Korean Pancakes – Pajeon - asian, vegetarian recipe

Korean Pancakes – Pajeon

Crispy veggie-filled Korean pancakes with a punchy dipping sauce on the side. Great as a snack or alongside Korean BBQ.

Instructions

  1. 1

    Whisk together the eggs, flour, milk, and salt until you have a smooth batter. Let it rest and swell for about 30 minutes.

  2. 2

    Cut the spring onions and zucchini into thin strips, and finely chop the garlic.

  3. 3

    Heat a little oil in a medium frying pan and fry some of the vegetables until they soften. Pour over enough batter to almost cover the vegetables.

  4. 4

    Cook the pancake over medium heat until it's golden brown on the bottom and starting to set on top. Flip it quickly and finish cooking it through. Slide it onto a plate and keep it warm under a cloth.

  5. 5

    Carry on with the rest of the vegetables and batter the same way.

  6. 6

    Mix together the soy sauce, rice vinegar, and honey.
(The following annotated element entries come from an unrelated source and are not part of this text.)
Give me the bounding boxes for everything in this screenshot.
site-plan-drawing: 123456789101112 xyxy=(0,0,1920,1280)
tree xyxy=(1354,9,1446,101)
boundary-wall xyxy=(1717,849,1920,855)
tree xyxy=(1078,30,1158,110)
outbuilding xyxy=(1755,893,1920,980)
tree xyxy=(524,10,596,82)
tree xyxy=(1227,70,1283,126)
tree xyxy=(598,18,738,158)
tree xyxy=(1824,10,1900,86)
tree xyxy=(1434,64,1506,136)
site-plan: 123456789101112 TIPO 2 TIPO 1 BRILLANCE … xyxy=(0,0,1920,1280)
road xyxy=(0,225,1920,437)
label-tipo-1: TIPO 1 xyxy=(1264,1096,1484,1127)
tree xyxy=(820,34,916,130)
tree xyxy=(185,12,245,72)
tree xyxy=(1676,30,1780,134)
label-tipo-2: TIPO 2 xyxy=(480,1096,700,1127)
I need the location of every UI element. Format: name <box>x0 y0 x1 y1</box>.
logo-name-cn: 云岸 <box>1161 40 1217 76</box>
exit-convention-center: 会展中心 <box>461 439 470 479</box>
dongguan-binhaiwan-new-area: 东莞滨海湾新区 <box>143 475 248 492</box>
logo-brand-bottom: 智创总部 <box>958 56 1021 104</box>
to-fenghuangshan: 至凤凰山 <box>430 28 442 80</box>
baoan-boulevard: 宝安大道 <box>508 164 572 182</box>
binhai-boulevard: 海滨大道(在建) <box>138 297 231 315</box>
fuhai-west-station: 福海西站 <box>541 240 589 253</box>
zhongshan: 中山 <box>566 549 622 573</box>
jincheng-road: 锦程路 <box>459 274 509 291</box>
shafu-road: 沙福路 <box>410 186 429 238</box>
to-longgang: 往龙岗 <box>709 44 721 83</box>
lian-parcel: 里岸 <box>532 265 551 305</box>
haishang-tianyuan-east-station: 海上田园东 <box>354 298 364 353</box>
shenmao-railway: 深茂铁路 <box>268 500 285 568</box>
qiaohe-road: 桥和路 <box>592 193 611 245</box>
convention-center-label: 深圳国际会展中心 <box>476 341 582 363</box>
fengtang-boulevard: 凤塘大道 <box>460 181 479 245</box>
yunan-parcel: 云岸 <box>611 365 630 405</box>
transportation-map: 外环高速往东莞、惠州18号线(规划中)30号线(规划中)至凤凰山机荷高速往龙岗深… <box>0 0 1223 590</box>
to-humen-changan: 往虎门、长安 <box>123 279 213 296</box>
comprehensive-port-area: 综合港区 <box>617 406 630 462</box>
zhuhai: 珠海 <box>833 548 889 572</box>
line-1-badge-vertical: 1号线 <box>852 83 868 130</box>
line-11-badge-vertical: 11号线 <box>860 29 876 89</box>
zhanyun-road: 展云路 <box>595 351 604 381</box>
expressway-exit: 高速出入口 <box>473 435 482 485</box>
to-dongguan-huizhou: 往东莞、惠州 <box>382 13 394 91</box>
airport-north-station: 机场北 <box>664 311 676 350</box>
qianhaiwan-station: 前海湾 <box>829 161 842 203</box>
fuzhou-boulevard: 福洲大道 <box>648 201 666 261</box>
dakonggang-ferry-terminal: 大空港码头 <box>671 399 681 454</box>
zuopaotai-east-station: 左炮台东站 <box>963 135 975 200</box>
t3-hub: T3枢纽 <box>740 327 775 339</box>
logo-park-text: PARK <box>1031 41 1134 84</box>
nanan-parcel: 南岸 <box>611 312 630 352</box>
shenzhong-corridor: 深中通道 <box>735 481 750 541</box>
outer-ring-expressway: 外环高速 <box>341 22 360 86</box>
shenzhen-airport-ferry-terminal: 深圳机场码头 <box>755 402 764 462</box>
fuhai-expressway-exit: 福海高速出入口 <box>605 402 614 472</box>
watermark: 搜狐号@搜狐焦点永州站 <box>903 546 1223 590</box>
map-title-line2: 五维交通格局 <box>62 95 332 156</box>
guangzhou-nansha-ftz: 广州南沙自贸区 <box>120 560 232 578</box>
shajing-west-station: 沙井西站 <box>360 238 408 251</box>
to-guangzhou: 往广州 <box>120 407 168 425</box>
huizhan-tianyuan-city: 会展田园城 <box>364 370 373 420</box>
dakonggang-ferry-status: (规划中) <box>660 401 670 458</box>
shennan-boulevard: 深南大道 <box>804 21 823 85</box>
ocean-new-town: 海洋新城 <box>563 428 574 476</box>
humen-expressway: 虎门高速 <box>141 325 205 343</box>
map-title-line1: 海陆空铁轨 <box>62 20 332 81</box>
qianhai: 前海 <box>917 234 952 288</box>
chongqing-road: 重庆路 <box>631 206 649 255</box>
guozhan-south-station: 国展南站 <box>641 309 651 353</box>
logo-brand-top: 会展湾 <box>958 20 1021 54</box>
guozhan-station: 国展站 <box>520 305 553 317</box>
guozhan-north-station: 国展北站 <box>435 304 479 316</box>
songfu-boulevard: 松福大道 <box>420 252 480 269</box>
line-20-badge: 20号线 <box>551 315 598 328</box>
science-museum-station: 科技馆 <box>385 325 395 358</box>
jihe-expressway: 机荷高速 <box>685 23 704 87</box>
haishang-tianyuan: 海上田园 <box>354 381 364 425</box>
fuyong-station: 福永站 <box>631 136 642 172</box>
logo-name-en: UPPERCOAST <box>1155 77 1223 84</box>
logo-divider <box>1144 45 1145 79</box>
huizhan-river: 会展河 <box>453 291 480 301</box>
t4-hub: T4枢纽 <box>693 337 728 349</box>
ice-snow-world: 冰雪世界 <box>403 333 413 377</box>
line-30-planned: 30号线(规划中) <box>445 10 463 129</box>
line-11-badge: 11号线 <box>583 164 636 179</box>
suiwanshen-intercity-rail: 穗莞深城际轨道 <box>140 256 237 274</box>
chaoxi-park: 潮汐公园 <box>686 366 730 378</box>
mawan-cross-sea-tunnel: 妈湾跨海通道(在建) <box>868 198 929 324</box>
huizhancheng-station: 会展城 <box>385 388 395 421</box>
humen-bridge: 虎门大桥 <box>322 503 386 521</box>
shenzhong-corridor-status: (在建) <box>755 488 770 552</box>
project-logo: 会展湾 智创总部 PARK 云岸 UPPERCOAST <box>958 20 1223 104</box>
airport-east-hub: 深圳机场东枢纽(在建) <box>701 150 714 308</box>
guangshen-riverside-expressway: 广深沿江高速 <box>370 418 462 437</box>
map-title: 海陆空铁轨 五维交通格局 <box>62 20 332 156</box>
Finely chop the shallot, garlic, and chili and stir them into the sauce. Fold in the toasted sesame seeds just before serving.

Per average serving

486
Calories
kcal
25
Protein
g
65.6
Carbs
g
13
Fat
g
2.1g
Fiber
7.6g
Sugar
423mg
Sodium

Tips from the kitchen

  • Let the batter rest the full 30 minutes. The flour needs time to hydrate properly, and a rested batter spreads more evenly in the pan and holds together better when you flip.
  • Cut the zucchini into thin matchsticks, not chunks. Thick pieces stay raw in the middle and make the pancake hard to flip cleanly.
  • The pan needs to be properly hot before the batter goes in. Test it with a drop of batter. It should sizzle immediately. If it just sits there, wait longer.
  • Don't flip too early. The pancake is ready to turn when the edges look set and the top has gone from shiny to mostly matte. Rushing this is how they fall apart.
  • Make the dipping sauce first, before you start cooking. The shallot and garlic mellow out a bit as they sit in the vinegar and soy, which makes it taste better than if you serve it immediately.

Ways to vary it

  • You can swap the zucchini for thinly sliced red bell pepper or carrot. Both work well with the batter and hold up to the heat. Keep the spring onions though, they're the backbone of the flavour here.
  • For a seafood version, add a handful of small cooked shrimp or squid rings to the vegetables before pouring over the batter. This is a common variation in Korean cooking.
  • If you want more heat in the dipping sauce, leave the seeds in the green chili or add a small spoonful of gochujang. The base sauce is mild enough that it can take it.

Storage & leftovers

Leftover pancakes keep in the fridge for up to 2 days, wrapped or in a container. They don't freeze well, the texture goes soft and a bit gummy after thawing. To reheat, put them straight into a dry frying pan over medium heat for a couple of minutes each side. That brings the crispiness back in a way the microwave never will.

What to serve with it

These go well alongside Korean BBQ, or just on their own as a snack with the dipping sauce. A cold beer or a glass of makgeolli, the Korean rice wine, is the classic pairing.